Prove that $a^2+ab+b^2\ge 0$ [duplicate]

$a^2+ab+b^2= (a+ \frac{1}{2}b)^2 + \frac{3}{4}b^2$

One may prefer symmetry: $2(a^2+ab+b^2)= a^2 +b^2+(a+b)^2$.


There is yet another of seeing this.

Since $ab$ is between $-2ab$ and $2ab$, the quantity $a^2+ab+b^2$ must be between $a^2-2ab+b^2$ and $a^2+2ab+b^2$. But these two quantities obey

$$a^2-2ab+b^2=(a-b)^2\ge0 \tag{1}$$ and $$a^2+2ab+b^2=(a+b)^2\ge0 \tag{2}$$ with equality only if $a=b$ for (1), $a=-b$ for (2),or $a=b=0$ for (1) and (2).

Since $a^2+ab+b^2$ is inclusively between two non-negative quantities, it must be non-negative.
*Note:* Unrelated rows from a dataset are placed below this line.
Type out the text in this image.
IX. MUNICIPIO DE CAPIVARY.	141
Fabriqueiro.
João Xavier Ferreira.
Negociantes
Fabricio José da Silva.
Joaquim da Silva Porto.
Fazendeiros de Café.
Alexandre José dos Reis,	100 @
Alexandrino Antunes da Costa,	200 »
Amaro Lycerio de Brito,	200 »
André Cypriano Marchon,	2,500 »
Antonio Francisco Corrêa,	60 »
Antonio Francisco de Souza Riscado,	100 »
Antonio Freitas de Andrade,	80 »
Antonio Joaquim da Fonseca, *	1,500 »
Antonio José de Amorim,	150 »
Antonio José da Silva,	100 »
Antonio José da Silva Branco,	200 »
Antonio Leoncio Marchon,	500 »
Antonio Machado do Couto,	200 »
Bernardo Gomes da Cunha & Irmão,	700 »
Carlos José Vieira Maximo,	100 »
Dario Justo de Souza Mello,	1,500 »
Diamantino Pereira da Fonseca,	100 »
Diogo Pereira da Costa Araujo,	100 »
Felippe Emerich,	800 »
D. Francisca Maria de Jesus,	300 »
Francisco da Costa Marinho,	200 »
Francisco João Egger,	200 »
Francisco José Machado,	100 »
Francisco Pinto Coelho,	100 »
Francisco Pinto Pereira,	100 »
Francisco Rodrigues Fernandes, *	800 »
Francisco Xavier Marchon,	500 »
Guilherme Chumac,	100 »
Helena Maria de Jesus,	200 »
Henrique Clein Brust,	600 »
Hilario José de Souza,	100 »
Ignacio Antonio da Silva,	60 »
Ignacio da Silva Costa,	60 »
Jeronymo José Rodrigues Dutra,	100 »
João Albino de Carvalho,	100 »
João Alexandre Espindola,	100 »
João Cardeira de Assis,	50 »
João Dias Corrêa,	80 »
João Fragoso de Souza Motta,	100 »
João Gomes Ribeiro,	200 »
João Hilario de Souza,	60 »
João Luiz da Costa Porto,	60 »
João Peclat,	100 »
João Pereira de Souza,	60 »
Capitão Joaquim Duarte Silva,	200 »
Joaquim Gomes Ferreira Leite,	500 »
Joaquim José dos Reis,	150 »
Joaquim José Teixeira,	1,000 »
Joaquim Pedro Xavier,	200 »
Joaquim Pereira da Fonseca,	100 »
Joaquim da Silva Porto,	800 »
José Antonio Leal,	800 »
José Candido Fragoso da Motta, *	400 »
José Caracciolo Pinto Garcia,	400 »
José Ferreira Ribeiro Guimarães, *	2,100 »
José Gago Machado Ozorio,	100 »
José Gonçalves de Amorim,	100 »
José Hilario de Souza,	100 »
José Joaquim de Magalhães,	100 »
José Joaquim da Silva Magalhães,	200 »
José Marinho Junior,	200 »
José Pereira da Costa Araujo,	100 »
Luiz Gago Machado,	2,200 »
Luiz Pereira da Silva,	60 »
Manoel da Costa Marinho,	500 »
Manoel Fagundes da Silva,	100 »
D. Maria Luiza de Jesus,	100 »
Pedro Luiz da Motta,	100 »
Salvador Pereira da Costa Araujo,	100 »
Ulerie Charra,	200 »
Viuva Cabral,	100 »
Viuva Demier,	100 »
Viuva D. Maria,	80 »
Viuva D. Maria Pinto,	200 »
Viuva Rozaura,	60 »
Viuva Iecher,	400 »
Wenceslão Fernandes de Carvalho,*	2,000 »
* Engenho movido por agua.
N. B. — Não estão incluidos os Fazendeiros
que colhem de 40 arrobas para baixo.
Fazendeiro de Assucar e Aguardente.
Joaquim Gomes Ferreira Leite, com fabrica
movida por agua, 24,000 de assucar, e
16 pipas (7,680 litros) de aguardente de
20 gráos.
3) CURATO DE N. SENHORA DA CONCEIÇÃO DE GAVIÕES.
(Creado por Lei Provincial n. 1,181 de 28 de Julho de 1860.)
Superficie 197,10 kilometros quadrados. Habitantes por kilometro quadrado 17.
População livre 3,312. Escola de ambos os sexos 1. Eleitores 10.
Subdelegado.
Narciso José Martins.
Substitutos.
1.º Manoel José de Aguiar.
This motivates why the discriminant is so important - in cases such as $a^2+3ab+b^2=(a+b)^2+ab$, the quantity is not between those in (1) and (2), and completing the square will lead to a difference of squares rather than an addition of squares, i.e $(a+\frac{3}{2}b)^2-(\frac{\sqrt5}{2}b)^2$.